En el mandamiento siguiente, escribe:

No guardes rencor. Es decir, se nos prohíbe guardar rencor en nuestro corazón por lo malo que nos hizo alguien de Israel, incluso si aceptamos no retribuirle sus acciones de ninguna forma… Y la raíz de este mandamiento es igual que la de la mitzvá de no vengarse. (2)

Sin embargo, debemos reconciliar esto con las leyes de perdón enseñadas sobre Iom Kipur, el Día del Perdón, en las que aprendemos:

Las transgresiones entre el hombre y su prójimo no son perdonadas en el Día del Perdón hasta que [el pecador] se reconcilie [con la víctima]. Incluso si sólo lo agredió verbalmente, tiene que reconciliarse. Y si no es perdonado la primera vez, debe ir una segunda y una tercera vez… La otra persona no debería ser cruel y contener el perdón a menos que su intención sea beneficiar al pecador. (3)

Vemos aquí que la parte damnificada tiene permitido recordar la ofensa, y que tiene la obligación de perdonarla sólo cuando está convencida de que ha recibido una disculpa sincera.

La solución a esta paradoja se encuentra en el ejemplo traído por Rashi y otros comentaristas:

Si Rubén le dijera a Simón: 'Préstame tu hoz', y Simón se negara; y al día siguiente Simón le dijera a Rubén: 'Préstame tu pala', y Rubén dijera 'No te la prestaré al igual que tú no me prestas a mí', eso sería venganza.

El ejemplo es respecto a vengarse por la ausencia de una acción positiva, y no por un acto realmente agresivo.
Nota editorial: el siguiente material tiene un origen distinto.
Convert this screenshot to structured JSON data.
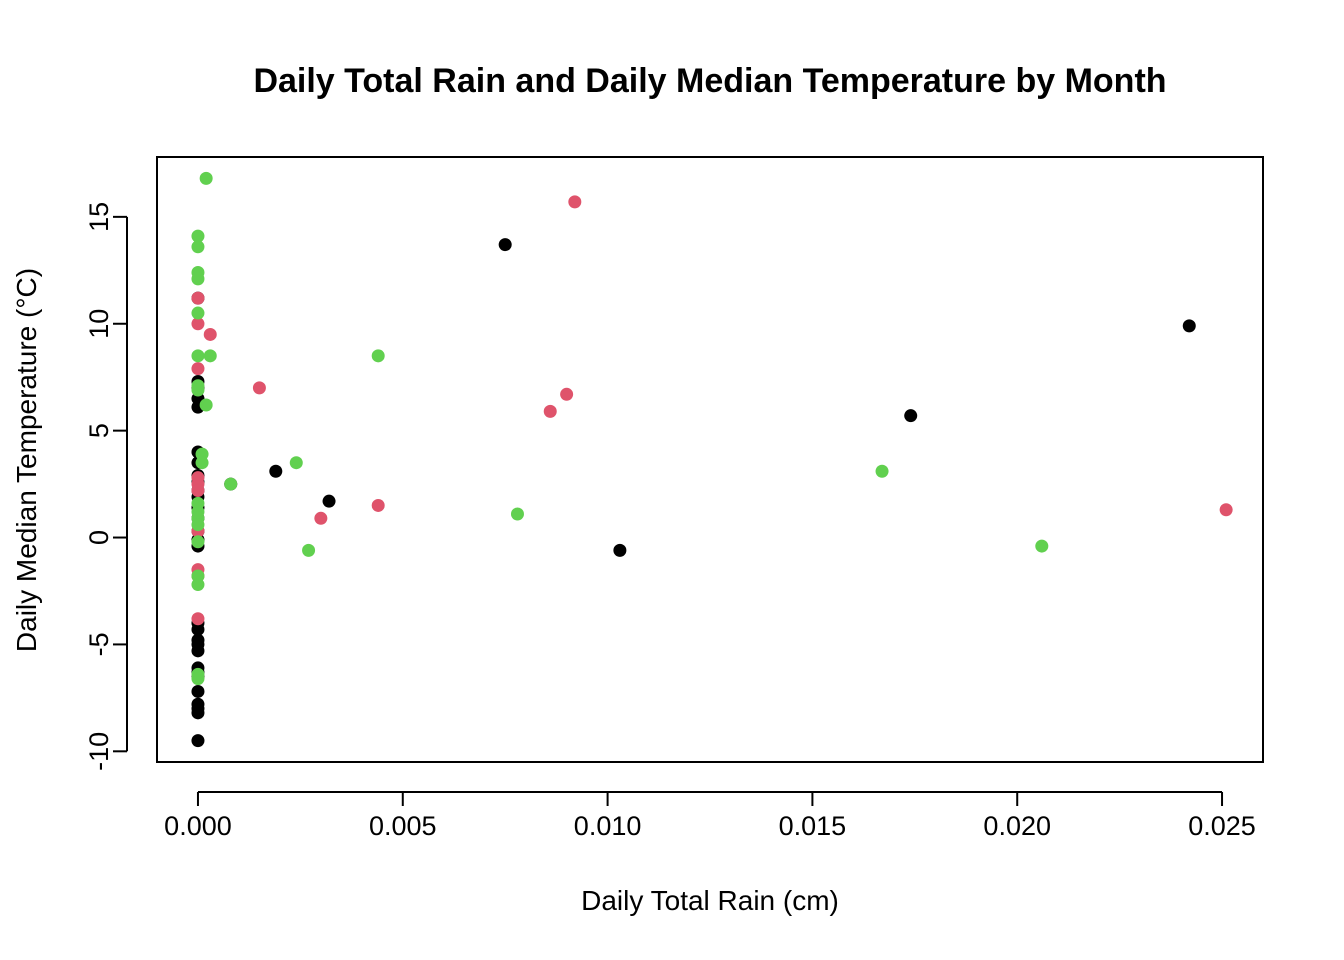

Respecto a guardar rencor, no se nos obliga a perdonar a quienes nos han lastimado hasta que hayamos recibido una disculpa sincera.

Entonces, ¿cómo podemos evitar el ciclo de errores y malentendidos descrito en el Séfer HaJinuj? La respuesta se encuentra en el versículo inmediatamente anterior: "No odies a tu hermano en tu corazón; ciertamente reprenderás a tu prójimo y no cargarás pecado a causa de él" (Levítico 19:17). Éste es el mandamiento de reprender gentilmente.

Si estamos convencidos de que alguien nos ha lastimado, tenemos la responsabilidad de explicarle pacientemente lo que hizo y por qué nos sentimos ofendidos. Esto, a su vez, le da una oportunidad para explicar sus acciones, o para disculparse por ellas. Si sus explicaciones no nos convencen o si no obtenemos una buena disculpa, es natural y permisible mencionar su error y quizás incluso se puedan interrumpir las expresiones de amistad hasta que el asunto se haya reconciliado.

Pero incluso en este caso, vengarse – es decir, hacer actos cuya intención sea causar daño o lastimar a la otra persona – no está permitido.

FUENTES: (1) Séfer HaJinuj 241. (2) Séfer HaJinuj 242. (3) Shulján Aruj Oraj Jaim 606:1.